Since Barack Obama’s handpicked appointees took full control over the National Labor Relations Board (NLRB) in early 2010, they have executed a series of power grabs that are clearly intended to help union officials seize monopoly-bargaining power over as many workers as possible. Today, three months after the Obama presidency concluded, his appointees’ schemes to promote compulsory unionism by regulatory fiat continue.
One of the Obama NLRB’s most egregious and destructive rulings was issued on August 27, 2015. Obama-selected Chairman Mark Pearce and two other radical NLRB members declared that, from that day on, franchisors and companies that employ subcontractors and temporary staffing agencies may frequently be regarded as “joint employers” of franchise, subcontractor, and staff agency employees.
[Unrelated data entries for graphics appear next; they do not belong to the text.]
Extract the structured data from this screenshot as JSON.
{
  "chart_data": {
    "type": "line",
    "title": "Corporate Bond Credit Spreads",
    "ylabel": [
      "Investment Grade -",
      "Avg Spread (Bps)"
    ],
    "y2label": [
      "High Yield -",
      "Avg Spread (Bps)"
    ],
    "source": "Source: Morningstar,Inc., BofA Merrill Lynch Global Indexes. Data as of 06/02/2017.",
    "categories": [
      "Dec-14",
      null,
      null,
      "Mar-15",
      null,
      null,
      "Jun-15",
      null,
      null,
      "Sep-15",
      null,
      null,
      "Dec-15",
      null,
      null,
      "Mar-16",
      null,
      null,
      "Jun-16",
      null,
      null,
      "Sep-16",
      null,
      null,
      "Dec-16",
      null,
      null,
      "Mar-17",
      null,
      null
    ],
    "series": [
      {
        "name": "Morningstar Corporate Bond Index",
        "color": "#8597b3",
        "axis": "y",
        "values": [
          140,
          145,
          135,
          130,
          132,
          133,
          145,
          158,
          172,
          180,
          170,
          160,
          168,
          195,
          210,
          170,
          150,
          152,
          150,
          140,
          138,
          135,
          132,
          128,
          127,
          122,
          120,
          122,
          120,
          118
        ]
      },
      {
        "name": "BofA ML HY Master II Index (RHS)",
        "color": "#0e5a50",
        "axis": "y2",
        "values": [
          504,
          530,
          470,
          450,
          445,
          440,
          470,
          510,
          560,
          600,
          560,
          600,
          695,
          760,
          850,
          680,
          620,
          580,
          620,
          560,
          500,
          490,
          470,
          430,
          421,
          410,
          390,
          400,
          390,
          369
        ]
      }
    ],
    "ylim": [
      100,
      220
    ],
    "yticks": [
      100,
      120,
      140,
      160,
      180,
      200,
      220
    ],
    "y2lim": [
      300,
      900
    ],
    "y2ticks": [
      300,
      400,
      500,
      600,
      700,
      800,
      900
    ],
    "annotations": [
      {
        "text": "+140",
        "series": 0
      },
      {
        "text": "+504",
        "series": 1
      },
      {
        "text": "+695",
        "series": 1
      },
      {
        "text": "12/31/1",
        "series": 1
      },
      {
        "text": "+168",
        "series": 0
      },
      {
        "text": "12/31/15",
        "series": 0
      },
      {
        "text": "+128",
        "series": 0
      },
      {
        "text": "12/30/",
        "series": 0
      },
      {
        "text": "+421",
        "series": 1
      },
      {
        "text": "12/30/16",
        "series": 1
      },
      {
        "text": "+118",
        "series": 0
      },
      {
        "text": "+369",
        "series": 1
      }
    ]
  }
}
This radical policy shift was implemented by a 3-2 majority of a bitterly divided board in deciding a case brought by Teamster union bosses against Browning-Ferris Industries (BFI). Prior to this decision, remote companies were treated as “joint employers” under federal law only if their actions had a “direct and immediate impact” on workers’ terms and conditions, as legal commentator Walter Olson explained in a blog post decrying the BFI decision.
In contrast, under the NLRB’s extraordinary current policy, remote companies may be regarded as “joint employers” if, in Olson’s words, they have “the power, even the potential power, to significantly influence working conditions or wages at the subcontractor or franchisee.”
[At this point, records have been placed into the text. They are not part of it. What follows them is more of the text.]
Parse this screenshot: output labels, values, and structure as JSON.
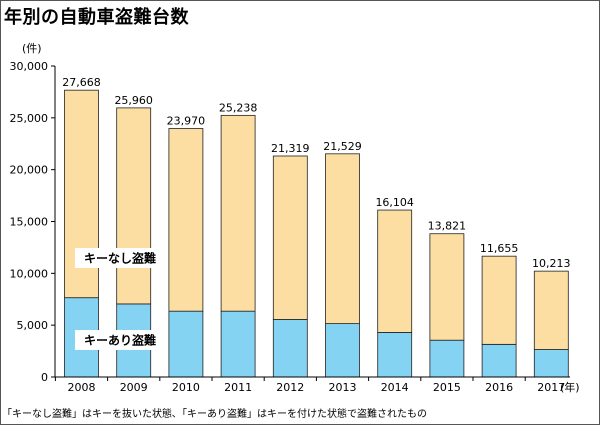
{
  "chart_data": {
    "type": "bar",
    "stacked": true,
    "title": "年別の自動車盗難台数",
    "ylabel": "(件)",
    "xlabel": "(年)",
    "ylim": [
      0,
      30000
    ],
    "yticks": [
      0,
      5000,
      10000,
      15000,
      20000,
      25000,
      30000
    ],
    "ytick_labels": [
      "0",
      "5,000",
      "10,000",
      "15,000",
      "20,000",
      "25,000",
      "30,000"
    ],
    "categories": [
      "2008",
      "2009",
      "2010",
      "2011",
      "2012",
      "2013",
      "2014",
      "2015",
      "2016",
      "2017"
    ],
    "totals": [
      27668,
      25960,
      23970,
      25238,
      21319,
      21529,
      16104,
      13821,
      11655,
      10213
    ],
    "total_labels": [
      "27,668",
      "25,960",
      "23,970",
      "25,238",
      "21,319",
      "21,529",
      "16,104",
      "13,821",
      "11,655",
      "10,213"
    ],
    "series": [
      {
        "name": "キーあり盗難",
        "color": "#85d3f3",
        "values": [
          7650,
          7050,
          6350,
          6350,
          5550,
          5150,
          4300,
          3550,
          3150,
          2650
        ]
      },
      {
        "name": "キーなし盗難",
        "color": "#fcdea2",
        "values": [
          20018,
          18910,
          17620,
          18888,
          15769,
          16379,
          11804,
          10271,
          8505,
          7563
        ]
      }
    ],
    "legend_labels": {
      "keyless": "キーなし盗難",
      "withkey": "キーあり盗難"
    },
    "grid": false
  },
  "footnote": "「キーなし盗難」はキーを抜いた状態､「キーあり盗難」はキーを付けた状態で盗難されたもの"
}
Franchisors often furnish small business owners with uniforms and store designs and set quality standards and operating hours. And many businesses contract with other companies to clean their buildings, provide security, etc. so that they can focus on their core activities. Under decades of NLRB and court precedents, franchisors have never been regarded as the employers of workers at independently owned stores, and employees of subcontractors have only rarely been regarded as also being employed by the company that hires the subcontractor.
Union bosses have long desired to overturn these precedents, because they know from experience that small companies are far more likely to stand up to Big Labor pressure and public vilification and refuse to sell out employees who wish to remain union-free than are large companies. In order to avoid negative publicity generated by union officials and their allies, large corporations have time and again agreed to so-called “card checks” and “neutrality” deals that actually help Big Labor gain monopoly-bargaining power over employees.
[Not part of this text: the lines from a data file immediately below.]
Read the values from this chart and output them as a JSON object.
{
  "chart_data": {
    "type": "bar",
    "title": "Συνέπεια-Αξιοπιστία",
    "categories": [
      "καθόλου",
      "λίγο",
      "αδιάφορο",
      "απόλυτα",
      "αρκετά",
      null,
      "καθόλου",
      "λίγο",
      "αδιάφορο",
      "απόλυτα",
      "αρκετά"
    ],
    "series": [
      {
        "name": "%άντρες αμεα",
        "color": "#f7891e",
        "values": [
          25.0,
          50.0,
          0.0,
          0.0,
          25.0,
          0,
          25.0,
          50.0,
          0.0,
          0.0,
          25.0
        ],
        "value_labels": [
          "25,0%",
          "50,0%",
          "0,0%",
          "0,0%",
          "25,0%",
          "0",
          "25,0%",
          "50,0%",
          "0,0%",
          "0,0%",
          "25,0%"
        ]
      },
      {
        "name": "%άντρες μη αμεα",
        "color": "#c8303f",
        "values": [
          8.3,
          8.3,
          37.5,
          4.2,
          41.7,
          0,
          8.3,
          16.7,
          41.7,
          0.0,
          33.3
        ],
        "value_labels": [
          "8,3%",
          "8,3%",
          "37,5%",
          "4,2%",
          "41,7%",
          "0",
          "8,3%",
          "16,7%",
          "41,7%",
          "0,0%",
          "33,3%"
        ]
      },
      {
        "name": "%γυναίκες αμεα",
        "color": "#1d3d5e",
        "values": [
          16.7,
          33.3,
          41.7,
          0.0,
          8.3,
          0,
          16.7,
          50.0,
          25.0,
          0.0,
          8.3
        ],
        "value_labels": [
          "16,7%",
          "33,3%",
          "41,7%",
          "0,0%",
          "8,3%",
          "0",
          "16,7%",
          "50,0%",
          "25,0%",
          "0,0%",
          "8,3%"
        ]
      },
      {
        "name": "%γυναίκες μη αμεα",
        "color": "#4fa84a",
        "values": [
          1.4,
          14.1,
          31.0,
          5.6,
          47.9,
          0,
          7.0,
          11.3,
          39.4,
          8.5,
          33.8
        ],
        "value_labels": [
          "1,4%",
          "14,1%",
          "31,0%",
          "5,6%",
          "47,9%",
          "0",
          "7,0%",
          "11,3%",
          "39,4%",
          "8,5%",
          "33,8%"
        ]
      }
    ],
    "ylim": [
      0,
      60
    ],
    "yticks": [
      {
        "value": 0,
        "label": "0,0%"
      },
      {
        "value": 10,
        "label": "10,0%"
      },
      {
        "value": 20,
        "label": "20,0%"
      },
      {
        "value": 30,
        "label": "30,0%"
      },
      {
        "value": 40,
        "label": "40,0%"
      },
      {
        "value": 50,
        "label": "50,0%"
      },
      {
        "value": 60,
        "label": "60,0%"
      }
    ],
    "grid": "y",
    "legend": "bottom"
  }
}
And the Obama NLRB’s Browning-Ferris ruling, if it stands, will almost certainly make it far easier for Big Labor to corral employees into unions by exposing remote companies to legal repercussions when franchises and contract companies resist unionization.
Fortunately, over the next few weeks, the U.S. House’s Labor, HHS and Education Appropriations Subcommittee can take a major step towards stopping enforcement of Browning-Ferris and other outrageous Obama NLRB decisions. As the news story linked below explains, early this month a group of 47 House Republicans urged Subcommittee Chairman Tom Cole (R-Okla.) to include provisions in the FY 18 NLRB appropriation to “block the labor board from proceeding with Obama’s changes.”
By wielding its “power of the purse string,” Congress has always been able, in principle, to prevent a rogue NLRB from actually implementing its bureaucratic rewrites of federal labor law. However, this was an uphill battle for Right to Work supporters as long as Barack Obama was in the White House and stubbornly opposed to signing NLRB appropriations with “riders” protecting employees and small businesses from his appointees’ lawless schemes.
Now that avowed Right to Work supporter Donald Trump is President, it should be much less difficult to stop the NLRB from continuing to target employees of franchises and contract companies until Trump nominates and the Senate confirms pro-Right to Work members to fill the board’s two current vacancies and the newly constituted board reconsiders Browning-Ferris and other decisions that are extremely biased in favor of forced unionism.